Question

For what value of k does the system of equations

kx + 2y = 5, 3x – 4y = 10

have (i) a unique solution, (ii) no solution?

Answer 1

The given system of equations:

kx + 2y = 5

⇒ kx + 2y – 5 = 0   ...(i)

3x – 4y = 10

⇒ 3x – 4y – 10 = 0   ...(ii)

These equations are of the forms:

a₁x + b₁y + c₁ = 0 and a₂x + b₂y + c₂ = 0

where, a₁ = k, b₁ = 2, c₁ = –5 and a₂ = 3, b₂ = –4, c₂ = –10

(i) For a unique solution, we must have:

∴ `(a_1)/(a_2) ≠ (b_1)/(b_2)` i.e., `k/3 ≠ 2/(-4) ⇒ k ≠ (-3)/2`

Thus for all real values of k other than `(-3)/2`, the given system of equations will have a unique solution.

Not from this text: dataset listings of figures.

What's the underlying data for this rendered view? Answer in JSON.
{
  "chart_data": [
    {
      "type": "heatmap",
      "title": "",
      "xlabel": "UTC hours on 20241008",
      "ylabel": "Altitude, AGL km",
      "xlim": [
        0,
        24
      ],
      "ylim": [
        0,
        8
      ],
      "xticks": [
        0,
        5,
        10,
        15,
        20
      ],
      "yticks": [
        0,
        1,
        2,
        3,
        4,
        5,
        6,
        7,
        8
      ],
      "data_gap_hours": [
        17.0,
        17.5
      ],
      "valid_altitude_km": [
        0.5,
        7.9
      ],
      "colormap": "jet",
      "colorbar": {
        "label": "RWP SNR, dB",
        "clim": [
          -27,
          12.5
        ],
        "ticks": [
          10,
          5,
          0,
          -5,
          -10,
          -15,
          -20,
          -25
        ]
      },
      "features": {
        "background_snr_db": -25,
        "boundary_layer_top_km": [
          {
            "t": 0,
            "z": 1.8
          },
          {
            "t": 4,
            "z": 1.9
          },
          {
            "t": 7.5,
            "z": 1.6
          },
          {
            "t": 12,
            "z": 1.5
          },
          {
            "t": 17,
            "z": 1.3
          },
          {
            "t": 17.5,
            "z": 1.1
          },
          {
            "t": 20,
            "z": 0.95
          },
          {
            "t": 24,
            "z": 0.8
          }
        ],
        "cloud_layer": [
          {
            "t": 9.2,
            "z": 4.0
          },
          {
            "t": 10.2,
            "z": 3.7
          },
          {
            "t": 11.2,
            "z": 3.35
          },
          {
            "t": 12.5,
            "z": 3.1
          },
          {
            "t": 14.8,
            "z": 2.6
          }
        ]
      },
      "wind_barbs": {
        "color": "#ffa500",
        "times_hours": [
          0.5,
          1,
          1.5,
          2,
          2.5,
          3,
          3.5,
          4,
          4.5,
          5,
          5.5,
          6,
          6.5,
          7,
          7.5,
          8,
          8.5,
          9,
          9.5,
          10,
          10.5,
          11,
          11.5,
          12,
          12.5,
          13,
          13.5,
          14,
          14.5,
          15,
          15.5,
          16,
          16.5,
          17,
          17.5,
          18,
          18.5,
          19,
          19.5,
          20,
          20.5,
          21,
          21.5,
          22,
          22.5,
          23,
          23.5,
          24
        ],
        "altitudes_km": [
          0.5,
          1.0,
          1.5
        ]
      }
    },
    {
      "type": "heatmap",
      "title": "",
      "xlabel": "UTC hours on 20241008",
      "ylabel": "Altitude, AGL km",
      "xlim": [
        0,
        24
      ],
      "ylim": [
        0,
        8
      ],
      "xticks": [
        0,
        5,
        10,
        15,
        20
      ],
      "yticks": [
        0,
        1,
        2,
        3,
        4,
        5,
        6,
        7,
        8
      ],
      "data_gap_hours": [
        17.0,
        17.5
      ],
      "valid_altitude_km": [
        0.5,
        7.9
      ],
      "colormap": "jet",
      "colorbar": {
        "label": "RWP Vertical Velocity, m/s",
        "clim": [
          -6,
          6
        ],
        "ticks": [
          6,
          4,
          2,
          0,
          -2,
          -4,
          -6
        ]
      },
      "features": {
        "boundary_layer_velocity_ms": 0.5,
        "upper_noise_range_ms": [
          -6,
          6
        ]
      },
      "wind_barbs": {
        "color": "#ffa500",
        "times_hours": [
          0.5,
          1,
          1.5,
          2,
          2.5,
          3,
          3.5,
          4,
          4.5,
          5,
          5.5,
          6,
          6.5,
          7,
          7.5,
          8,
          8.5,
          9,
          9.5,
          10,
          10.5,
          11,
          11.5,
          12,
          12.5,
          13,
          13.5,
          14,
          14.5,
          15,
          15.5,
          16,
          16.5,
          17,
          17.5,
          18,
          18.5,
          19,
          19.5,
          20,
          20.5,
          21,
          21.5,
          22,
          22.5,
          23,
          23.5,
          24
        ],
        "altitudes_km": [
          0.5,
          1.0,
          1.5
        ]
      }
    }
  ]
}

(ii) For the given system of equations to have no solutions, we must have:

`(a_1)/(a_2) = (b_1)/(b_2) ≠ (c_1)/(c_2)`

⇒ `k/3 = 2/(-4) ≠ (-5)/(-10)`

⇒ `k/3 = 2/(-4)` and `k/3 ≠ 1/2`

⇒ `k = (-3)/2, k ≠ 3/2`

Hence, the required value of k is `(-3)/2`.